I liked watching it, it was interesting to see how the people got on. Sue Perkins was definately the most accomplished. But I give all of them credit for having the bottle to go on tv and do something alien to then.


Margaret


----------



## Weston (Jul 11, 2008)

This brings up a question I've wondered about for some time. I do know a couple of ladies who occassionally lead orchestras. At least one is a composer. When is it approproate to address someone as "Maestro." Does this apply to anyone who leads an orchestra? And what about ladies? Maestro seems to be a masculine word.

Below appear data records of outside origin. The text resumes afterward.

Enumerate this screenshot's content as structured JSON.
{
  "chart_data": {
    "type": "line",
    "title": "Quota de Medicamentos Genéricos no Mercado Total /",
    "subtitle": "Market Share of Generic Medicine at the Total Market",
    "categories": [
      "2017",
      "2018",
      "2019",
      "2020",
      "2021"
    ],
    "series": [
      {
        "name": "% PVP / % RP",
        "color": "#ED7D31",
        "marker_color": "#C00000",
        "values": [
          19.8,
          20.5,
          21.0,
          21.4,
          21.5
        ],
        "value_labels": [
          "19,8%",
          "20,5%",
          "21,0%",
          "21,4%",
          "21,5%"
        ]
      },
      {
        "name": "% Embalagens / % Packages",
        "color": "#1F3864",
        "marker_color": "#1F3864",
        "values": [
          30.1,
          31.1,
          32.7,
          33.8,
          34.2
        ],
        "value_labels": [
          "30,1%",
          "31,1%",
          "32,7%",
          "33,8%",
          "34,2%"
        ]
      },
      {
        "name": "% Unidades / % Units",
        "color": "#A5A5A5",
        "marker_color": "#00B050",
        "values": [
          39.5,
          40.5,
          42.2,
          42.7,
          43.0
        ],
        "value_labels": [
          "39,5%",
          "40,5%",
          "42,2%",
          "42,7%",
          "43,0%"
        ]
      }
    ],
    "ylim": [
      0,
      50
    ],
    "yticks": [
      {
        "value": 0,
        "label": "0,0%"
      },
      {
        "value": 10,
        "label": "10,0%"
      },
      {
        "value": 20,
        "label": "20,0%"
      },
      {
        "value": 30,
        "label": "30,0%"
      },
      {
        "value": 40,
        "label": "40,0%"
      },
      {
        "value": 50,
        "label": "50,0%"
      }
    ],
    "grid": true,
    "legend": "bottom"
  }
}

Is there a "Maestra?"


----------



## Elaryad (Jul 29, 2008)

In Portuguese we say "Maestro" for males and "Maestrina" for females.
Don't you have a similar word for "maestrina" in English?


----------



## marval (Oct 29, 2007)

Well there doesn't seem to be a different word for females. They all regardless of gender are called maestro. I suppose they don't mind, as long as they get the recognition they feel they deserve.


Margaret


----------



## Elaryad (Jul 29, 2008)

I came from metal music. Metal is plenty of males, period. 
When I started listening classical and read my first magazines I saw it was plenty of females playing extremly good and intense music. But conducting orchestras, almost none. And playing classical guitar unfortunately it's the same. 
But when it comes to play piano, viola da gamba, cello, violin, name it, we see lots and lots of talent.
On this month Diapason magazine is announcing the Festival d'Ambronay. Dedicated to ancient music, it will explore this year the repertoires and lives of female musicians from yesterday and today.

_Femmes, Le Génie Interdit?, _Festival d'Ambronay, from 18 September to 12 October.


----------



## Mr Salek (Apr 11, 2006)

maestro is generally a term reserved for a veteran in the art of conducting, such as sir roger.


----------